I always find the "business" thing troubling. The d**il is in the details of what is meant. If we're talking tentmaking i.e. the Apostle Paul, Priscilla and Aquila, fine. But if we're talking about the mega-church Wall Street marketing approach, no. I know of a local church that operates out of its own shopping mall, and they give money to the local public school system. That has generated no small amount of controversy.

Banjara Barnabas Project said...

Second comment on business/mission "mistake." I do think the point is being missed. As far as I know it is not about trying to make MS into a Christian business. It is about Christian businessman thinking strategically about how they can use their business skills to advance the cause of Christ in other lands.

MadTownGuy said...

You can read about what Ralph Winter says about this subject at:

http://www.ralphwinter.org/A/view.htm?id=25§ion=7&part=1

It’s important to understand what Winter means by “mission” which is probably different from what most of us understand it to be.

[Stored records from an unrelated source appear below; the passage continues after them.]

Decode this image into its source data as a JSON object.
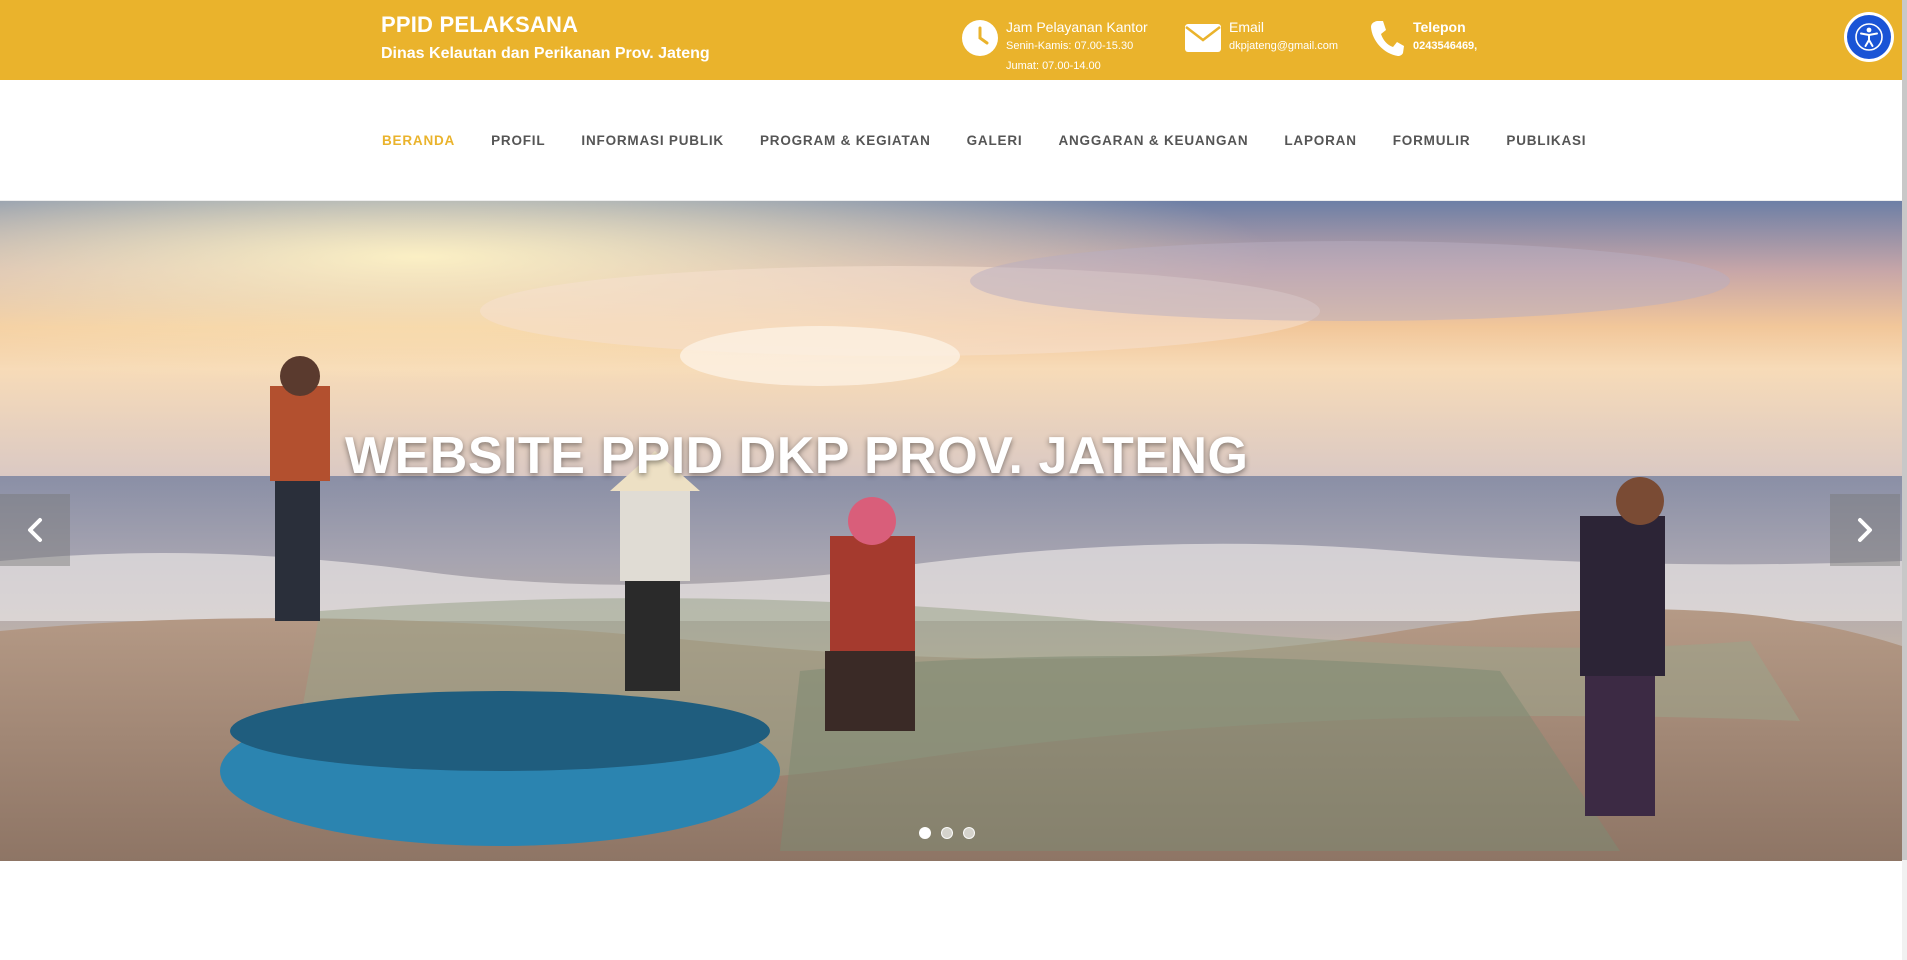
{
  "header": {
    "title": "PPID PELAKSANA",
    "subtitle": "Dinas Kelautan dan Perikanan Prov. Jateng",
    "hours": {
      "label": "Jam Pelayanan Kantor",
      "line1": "Senin-Kamis: 07.00-15.30",
      "line2": "Jumat: 07.00-14.00",
      "icon": "clock-icon"
    },
    "email": {
      "label": "Email",
      "value": "dkpjateng@gmail.com",
      "icon": "envelope-icon"
    },
    "phone": {
      "label": "Telepon",
      "value": "0243546469,",
      "icon": "phone-icon"
    },
    "accessibility_icon": "accessibility-icon"
  },
  "nav": {
    "items": [
      {
        "label": "BERANDA",
        "active": true
      },
      {
        "label": "PROFIL"
      },
      {
        "label": "INFORMASI PUBLIK"
      },
      {
        "label": "PROGRAM & KEGIATAN"
      },
      {
        "label": "GALERI"
      },
      {
        "label": "ANGGARAN & KEUANGAN"
      },
      {
        "label": "LAPORAN"
      },
      {
        "label": "FORMULIR"
      },
      {
        "label": "PUBLIKASI"
      }
    ]
  },
  "hero": {
    "title": "WEBSITE PPID DKP PROV. JATENG",
    "slide_count": 3,
    "active_slide": 1,
    "prev_icon": "chevron-left-icon",
    "next_icon": "chevron-right-icon"
  },
  "colors": {
    "brand": "#EAB32C",
    "nav_text": "#555555",
    "accessibility": "#1a54d6"
  }
}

This is my take on what he means by the Business=Mission connection:

1. Indigenous business with a Kingdom flavor is intended to redeem the culture (the Cultural Mandate)
2. The Evangelistic Mandate consists of destroying the works of the devil, including pathogens, disease and violence in creation (i.e., carnivorous animals, birds of prey and the like)
3. The Cultural Mandate and the Evangelistic Mandate are both necessary for the promotion of God's kingdom
4. Merely preaching the “gospel of salvation” is a superficial remedy; the “gospel of the kingdom” must be promoted. So says Winter: “What is our business under God? Is it good enough to traverse the globe with good but relatively superficial remedies? Does not our mandate derive from the larger, Biblical purpose of defeating the intelligently designed works of the Devil and in that way restoring glory to God?”

Similarly, Landa Cope of Youth With A Mission (YWAM) states in her book, “An Introduction to the Old Testament Template: Rediscovering God’s Principles For Discipling All Nations” --

"The Message Is The Kingdom
This means when we preach salvation alone we are missing the majority of God's kingdom message. Salvation is essential. There is no other way of entry into the Kingdom of God. But salvation is the entry into the kingdom; it is not the goal or the Kingdom itself. By making it the goal we have lost most of God's message. (p. 147) . . .

Our destiny is not salvation
God died to save us and desires salvation for all. The only way into the Kingdom of God is through Jesus Christ, but salvation is not God's ultimate goal. The new birth is a means to an end." (p. 150)

I would observe that life is short and eternity is very, very long. Focusing on redemption of the temporal is therefore a very short-sighted approach, and is not at all what Christ meant when He instructed us to pray "Thy kingdom come, Thy will be done on earth as it is in heaven."